Would second place be regarded as the 'virtual yellow jersey'? Would Contador's rivals happily let him attack on his own, relying on the insurance policy that his eventual result would be scrubbed out in August?
Maybe. But where is this controversy lurking exactly? At the time of writing, precisely 01'42" behind the race leader Thor Hushovd.
The first week has been gloriously unpredictable and remarkably (mercifully?) Contador-free. OK, Philippe Gilbert won Stage 1, which many had foreseen.
Kudos to Ned Boulting for predicting that the beginning of this Tour would be nothing if not unpredictable. It's early days but with the three-time champion languishing nearly two minutes behind the leaders, the race has yet to take shape.
Cadel Evans and his BMC Racing Team raised eyebrows with their strong team time trial on Stage 2, and he won Stage 4 with an impressive climb on Mur de Bretagne.
Garmin-Cervelo's Hushovd claimed the yellow jersey in Les Essarts on Stage 2 - not surprising in itself. But the way he has defended the maillot jaune has utterly disproved the theory that he arrived at the race in poor form.
Tyler Farrar provided one of the stories of the race so far - winning Stage 3, and dedicating the victory to his late friend and team-mate Wouter Weylandt, tragically killed in this year's Giro d'Italia.
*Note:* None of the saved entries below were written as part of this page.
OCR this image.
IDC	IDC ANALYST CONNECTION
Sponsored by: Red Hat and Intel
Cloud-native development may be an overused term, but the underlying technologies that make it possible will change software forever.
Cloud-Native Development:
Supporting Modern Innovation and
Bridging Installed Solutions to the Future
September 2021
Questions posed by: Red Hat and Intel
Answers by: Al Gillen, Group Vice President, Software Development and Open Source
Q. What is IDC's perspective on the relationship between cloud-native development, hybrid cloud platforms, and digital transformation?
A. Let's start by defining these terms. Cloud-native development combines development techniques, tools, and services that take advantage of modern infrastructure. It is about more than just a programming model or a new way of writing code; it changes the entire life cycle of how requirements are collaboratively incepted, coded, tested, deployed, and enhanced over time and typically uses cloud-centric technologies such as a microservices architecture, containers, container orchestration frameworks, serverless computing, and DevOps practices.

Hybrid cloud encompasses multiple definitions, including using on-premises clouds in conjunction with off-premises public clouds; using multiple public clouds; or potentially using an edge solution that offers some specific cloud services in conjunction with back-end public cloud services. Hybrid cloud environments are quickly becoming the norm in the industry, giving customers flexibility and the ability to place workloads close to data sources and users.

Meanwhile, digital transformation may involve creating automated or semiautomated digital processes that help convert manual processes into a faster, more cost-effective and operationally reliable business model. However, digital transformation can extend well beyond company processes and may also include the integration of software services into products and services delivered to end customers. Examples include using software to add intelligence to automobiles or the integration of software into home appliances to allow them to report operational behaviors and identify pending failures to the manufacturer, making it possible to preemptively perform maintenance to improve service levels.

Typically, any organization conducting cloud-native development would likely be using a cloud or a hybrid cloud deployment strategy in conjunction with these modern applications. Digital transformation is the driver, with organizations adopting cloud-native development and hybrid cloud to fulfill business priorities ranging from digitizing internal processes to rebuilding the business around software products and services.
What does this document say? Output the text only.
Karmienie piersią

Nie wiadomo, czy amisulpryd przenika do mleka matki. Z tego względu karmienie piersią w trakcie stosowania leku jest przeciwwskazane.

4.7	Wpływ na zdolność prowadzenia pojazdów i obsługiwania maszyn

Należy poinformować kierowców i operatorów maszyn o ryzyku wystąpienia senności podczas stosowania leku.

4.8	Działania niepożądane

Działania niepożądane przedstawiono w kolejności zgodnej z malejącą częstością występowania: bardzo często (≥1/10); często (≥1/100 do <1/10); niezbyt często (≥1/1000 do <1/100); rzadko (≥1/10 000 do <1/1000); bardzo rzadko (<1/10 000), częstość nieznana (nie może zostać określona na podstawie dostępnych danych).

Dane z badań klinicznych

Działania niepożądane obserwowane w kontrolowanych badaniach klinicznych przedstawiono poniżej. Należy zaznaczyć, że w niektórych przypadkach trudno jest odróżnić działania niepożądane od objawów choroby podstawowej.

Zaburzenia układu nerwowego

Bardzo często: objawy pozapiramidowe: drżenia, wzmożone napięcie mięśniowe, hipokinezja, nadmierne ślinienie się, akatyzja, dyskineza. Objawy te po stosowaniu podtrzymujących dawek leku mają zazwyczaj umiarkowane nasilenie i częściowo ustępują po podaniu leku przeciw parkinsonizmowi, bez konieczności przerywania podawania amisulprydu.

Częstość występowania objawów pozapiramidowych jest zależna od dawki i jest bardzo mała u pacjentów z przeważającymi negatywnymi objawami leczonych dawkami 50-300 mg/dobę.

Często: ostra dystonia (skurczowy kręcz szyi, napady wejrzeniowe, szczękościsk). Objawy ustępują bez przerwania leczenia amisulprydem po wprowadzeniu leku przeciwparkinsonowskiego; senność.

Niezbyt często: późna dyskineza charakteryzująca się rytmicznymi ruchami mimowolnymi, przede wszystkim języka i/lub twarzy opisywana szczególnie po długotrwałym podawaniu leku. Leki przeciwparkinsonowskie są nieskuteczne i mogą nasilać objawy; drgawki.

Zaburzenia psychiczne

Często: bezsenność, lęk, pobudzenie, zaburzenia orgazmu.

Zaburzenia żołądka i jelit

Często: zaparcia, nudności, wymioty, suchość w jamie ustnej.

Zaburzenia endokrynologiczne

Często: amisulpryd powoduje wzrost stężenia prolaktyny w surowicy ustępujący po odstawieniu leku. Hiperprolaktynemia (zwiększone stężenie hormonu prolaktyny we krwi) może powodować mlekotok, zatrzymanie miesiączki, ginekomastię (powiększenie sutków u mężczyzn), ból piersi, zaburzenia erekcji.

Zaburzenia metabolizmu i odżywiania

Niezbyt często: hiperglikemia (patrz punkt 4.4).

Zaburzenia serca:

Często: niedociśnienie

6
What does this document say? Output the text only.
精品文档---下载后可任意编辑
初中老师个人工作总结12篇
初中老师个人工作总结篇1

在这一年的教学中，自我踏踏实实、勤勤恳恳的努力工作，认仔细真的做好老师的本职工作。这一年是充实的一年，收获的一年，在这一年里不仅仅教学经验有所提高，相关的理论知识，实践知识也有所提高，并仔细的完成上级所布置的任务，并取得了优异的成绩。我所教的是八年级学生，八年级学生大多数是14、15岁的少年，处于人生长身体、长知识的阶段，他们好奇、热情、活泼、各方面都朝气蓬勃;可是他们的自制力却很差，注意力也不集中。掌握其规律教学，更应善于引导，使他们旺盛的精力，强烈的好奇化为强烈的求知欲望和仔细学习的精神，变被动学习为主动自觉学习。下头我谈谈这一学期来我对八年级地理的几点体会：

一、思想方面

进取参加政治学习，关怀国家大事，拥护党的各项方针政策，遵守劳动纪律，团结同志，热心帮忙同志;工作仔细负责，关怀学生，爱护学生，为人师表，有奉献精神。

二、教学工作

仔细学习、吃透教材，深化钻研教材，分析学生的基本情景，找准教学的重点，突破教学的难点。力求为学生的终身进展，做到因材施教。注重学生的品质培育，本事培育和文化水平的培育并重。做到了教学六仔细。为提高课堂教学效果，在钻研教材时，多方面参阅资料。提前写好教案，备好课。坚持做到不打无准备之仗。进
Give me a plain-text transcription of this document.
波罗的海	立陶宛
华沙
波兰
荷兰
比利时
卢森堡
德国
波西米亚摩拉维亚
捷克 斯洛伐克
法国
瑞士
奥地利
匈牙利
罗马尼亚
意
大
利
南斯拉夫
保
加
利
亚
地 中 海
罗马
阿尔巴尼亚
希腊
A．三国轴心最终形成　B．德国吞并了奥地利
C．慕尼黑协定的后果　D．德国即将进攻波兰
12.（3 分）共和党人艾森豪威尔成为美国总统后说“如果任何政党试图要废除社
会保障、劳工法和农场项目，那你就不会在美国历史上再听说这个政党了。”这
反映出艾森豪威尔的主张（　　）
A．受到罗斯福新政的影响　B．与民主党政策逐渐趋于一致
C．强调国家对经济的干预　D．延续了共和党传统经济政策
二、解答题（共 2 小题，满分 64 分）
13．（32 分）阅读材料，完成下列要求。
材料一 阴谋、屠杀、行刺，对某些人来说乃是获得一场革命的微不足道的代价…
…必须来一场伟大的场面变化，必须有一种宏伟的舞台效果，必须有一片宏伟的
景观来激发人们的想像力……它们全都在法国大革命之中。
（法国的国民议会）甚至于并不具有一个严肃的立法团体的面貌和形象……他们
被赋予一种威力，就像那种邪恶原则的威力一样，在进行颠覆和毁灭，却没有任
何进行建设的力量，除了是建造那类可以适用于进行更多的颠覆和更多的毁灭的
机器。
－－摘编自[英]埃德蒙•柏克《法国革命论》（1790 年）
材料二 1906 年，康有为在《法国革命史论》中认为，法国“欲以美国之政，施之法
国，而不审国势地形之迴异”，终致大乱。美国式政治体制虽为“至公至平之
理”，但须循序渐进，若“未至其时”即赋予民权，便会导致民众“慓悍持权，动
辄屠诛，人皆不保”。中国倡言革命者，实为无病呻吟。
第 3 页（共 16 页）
The Mark Cavendish show got under way well before his first win, the 16th of his career, on Stage 5. His disqualification from the intermediate sprint on Stage 3 for a coming together with Hushovd was laughable. Both the riders said so, as did everyone else.
Hushovd's race is an interesting one: he's said he's not going for the green jersey this year (although he's won it twice before). But when sprinters start to jostle for position for an intermediate sprint, Hushovd cannot help himself - he simply has to join in.
The Norwegian insists his aims are to defend the yellow jersey and to win stages. As Matt Rendell said on Wednesday's podcast of Thor's intermediate sprints: "That's obsessive compulsive behaviour - the man needs help!"
For Cavendish it's all about being first over the line - or sixth, in the case of Stage 6's intermediate sprint, when a five-man break had already been past the sprint point. It remains a frustration that he sits up when he knows he's been beaten in a sprint, if he really wants to win that green jersey.
Following the disqualification of Tom Boonen (Quick Step) and Jose Joaquin Rojas (Movistar) for blocking him on Stage 5, he could have ended with a 65-point day if he'd kept battling for a place.
The same principle applies to the intermediate sprint won by Tyler Farrar on Stage 1. Here's hoping for lots more stage wins and the green jersey for Cav in Paris.
In summary, we've had a first week which is impossible to summarise. So much has happened in a week. We can only hope for fewer crashes and more excitement as the race approaches the Pyrenees.
The cream will rise to the top when it comes to the mountains, Pyrenean or Alpine. And Contador will be back in the forefront of all of our minds.